Ecuador’s most-northern coastal town was once linked to Ibarra
in the highlands by the extraordinary autoferro
railway that took most of a day to descend from an altitude of 2,210 m [7,370 ft
] to the coastal plains. The rough road that linked the two towns has been gradually upgraded and now supersedes the railway, which was badly damaged by the El Nino floods of 1997 and 1998.
Whichever way you come, you may be mildly surprised when you arrive in this hot, tropical coastal town, where the streets are mostly unpaved, full of pot holes and sprouting weeds. Most houses are ramshackle and the inhabitants, most of whom are black, have a languid, easy-going air and never seem to be in much hurry. San Lorenzo isn’t striking for its affluence or energy, especially during the heat of the day. Come nightfall, however, when the air gets cooler, people saunter in the streets, sit in the park chatting with their friends, or just stand around watching the world go by. A salsa beat or marimba riff fills the air. “Walk and learn,” they say here. “Walk and know.”
. San Lorenzo dates back to the 16th century, when a slave boat from Africa was wrecked off the coast. The escaped slaves, or maroons as they were called, established themselves around this estuary of islands and mangrove swamps. In their early days, the maroons allied with the freebooting British pirates, including Sir Francis Drake, harassed Spanish galleons. The British supplied them with guns and cannon for use against their colonial masters, while the maroons gave the British food and a haven.

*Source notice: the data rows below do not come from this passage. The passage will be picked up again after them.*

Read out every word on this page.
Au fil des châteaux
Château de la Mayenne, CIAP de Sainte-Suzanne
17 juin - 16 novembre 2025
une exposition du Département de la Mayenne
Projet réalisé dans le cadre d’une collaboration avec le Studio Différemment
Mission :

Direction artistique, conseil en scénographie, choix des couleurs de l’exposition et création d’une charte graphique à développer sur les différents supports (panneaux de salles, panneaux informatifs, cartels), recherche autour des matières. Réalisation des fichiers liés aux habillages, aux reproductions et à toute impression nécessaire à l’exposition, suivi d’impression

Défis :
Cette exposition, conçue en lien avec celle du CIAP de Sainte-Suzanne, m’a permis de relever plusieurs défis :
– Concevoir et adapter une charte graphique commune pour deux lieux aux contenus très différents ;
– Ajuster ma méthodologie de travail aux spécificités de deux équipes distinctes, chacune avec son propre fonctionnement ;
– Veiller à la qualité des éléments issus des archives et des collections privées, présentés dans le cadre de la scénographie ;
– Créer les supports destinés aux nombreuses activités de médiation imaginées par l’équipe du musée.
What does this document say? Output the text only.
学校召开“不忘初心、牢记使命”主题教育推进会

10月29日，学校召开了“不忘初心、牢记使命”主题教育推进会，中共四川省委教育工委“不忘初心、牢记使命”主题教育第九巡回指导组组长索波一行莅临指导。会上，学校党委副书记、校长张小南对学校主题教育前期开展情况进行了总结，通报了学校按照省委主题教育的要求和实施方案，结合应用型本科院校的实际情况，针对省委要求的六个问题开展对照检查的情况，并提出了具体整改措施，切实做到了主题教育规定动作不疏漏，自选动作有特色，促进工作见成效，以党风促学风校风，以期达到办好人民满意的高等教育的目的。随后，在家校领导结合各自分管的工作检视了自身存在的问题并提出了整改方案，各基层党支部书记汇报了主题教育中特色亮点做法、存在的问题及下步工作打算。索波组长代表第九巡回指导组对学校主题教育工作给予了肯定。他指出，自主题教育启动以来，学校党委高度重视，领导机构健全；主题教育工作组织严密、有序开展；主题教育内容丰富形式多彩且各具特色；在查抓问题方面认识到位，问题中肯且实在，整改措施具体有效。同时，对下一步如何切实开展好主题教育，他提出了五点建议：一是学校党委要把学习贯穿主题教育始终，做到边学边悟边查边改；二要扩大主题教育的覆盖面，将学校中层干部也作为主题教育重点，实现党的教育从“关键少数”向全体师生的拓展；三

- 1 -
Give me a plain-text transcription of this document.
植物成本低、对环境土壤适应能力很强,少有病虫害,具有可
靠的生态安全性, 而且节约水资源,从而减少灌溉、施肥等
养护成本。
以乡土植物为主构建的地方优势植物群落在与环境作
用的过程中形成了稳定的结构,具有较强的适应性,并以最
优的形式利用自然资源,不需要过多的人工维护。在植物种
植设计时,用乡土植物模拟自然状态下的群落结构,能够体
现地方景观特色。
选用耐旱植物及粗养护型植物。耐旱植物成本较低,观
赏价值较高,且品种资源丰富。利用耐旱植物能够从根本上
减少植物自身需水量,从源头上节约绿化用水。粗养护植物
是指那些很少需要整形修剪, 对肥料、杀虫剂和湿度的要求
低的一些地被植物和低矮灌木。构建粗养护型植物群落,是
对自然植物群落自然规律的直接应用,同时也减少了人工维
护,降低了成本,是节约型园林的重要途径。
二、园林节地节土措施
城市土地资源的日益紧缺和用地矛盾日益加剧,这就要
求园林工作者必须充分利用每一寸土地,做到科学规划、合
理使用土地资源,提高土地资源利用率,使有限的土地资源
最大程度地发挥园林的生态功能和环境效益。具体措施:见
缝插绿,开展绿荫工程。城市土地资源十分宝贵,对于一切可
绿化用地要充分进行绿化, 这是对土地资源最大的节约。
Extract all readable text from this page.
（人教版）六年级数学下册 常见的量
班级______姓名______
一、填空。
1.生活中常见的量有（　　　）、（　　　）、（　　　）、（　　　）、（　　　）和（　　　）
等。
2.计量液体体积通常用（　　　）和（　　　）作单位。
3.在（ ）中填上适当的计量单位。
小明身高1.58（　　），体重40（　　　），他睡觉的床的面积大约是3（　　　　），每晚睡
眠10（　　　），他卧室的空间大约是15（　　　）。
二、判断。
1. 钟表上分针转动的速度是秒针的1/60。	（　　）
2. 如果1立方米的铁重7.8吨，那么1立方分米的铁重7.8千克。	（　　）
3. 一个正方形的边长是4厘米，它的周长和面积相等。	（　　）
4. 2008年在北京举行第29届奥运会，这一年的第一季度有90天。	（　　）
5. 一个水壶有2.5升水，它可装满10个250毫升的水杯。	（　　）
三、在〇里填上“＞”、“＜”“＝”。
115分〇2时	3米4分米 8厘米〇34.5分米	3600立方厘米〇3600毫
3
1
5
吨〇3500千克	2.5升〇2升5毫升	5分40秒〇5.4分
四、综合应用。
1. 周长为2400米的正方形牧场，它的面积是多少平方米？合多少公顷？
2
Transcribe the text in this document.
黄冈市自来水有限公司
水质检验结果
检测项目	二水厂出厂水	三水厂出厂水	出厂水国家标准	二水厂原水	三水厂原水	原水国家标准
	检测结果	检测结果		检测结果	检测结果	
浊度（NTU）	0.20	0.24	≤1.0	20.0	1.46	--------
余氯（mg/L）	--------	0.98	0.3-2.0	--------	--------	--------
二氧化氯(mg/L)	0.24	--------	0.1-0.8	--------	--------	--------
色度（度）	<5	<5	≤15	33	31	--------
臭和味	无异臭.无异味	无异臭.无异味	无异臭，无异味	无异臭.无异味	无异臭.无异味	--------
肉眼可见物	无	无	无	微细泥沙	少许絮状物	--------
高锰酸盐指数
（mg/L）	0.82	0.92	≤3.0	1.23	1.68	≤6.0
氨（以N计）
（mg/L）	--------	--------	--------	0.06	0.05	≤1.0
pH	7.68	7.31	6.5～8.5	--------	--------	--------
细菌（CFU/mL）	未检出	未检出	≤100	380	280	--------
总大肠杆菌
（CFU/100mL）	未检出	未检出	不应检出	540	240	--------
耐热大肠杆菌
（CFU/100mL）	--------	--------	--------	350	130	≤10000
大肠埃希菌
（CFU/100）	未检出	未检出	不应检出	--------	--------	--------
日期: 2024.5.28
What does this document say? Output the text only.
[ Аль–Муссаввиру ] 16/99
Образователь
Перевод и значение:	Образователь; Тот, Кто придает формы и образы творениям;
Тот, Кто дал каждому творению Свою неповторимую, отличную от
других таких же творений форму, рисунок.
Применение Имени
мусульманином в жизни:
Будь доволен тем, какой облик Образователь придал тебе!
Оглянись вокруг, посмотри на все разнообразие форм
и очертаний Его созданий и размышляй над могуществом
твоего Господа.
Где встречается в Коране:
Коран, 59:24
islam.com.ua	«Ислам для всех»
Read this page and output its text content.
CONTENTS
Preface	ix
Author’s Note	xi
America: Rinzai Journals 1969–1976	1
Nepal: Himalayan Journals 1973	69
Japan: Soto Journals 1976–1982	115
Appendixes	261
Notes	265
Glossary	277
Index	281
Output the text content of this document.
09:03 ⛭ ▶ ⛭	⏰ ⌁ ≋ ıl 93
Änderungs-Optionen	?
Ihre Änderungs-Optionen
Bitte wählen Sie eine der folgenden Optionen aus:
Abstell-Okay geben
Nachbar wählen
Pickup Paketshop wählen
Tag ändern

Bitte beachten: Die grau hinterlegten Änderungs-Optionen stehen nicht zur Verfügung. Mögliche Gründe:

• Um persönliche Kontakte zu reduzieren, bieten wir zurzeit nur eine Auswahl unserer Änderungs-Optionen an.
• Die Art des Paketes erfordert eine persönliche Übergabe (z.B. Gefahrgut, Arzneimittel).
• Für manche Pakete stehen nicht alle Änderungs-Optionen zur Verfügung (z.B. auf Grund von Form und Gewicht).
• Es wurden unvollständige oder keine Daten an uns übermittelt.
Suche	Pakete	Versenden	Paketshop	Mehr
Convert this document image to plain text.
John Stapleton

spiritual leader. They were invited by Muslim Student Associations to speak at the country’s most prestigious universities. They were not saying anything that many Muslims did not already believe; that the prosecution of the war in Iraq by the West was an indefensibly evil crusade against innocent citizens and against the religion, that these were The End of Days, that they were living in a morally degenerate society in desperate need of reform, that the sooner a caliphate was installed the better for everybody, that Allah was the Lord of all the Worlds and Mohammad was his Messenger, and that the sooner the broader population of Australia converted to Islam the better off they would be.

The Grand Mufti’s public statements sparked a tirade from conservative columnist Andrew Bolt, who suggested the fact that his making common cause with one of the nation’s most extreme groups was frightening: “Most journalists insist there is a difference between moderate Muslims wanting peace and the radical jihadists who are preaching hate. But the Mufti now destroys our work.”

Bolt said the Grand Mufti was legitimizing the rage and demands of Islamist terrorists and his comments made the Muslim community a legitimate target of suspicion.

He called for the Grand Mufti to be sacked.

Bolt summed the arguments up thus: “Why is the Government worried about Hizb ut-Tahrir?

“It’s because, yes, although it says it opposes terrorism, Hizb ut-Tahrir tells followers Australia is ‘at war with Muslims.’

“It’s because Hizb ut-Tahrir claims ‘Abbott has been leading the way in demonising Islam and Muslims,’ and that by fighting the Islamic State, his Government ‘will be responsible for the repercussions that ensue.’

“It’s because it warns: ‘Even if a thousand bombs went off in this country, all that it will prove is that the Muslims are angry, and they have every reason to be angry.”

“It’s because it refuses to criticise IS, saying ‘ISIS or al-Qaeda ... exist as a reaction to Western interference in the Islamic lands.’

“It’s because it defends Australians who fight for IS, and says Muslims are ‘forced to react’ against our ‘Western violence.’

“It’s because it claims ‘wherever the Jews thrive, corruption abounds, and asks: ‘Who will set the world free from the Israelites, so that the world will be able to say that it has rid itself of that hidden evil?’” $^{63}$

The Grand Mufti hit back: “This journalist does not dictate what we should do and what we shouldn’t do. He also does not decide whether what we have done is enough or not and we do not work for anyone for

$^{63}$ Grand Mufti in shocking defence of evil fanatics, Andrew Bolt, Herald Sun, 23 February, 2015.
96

Cut off by inland forests and high mountains, the community of African ex-pats retained its cultural traditions and independence. Some of these survive in the form of Marimba music and the summoning of spirits with macumba voodoo. Its only lifeline being the sea, the community remained cut off from the rest of the country until the construction of the autoferro
railway to Ibarra
in the 1959 enabling export of agricultural products to the Sierra. With the completion of the road linking Colombia in the north, and the big city of Esmeraldas to the south, San Lorenzo will benefit from more traffic. Locals say that in 20 years it will become a real city, but at the same time San Lorenzo may lose some of its languid charm.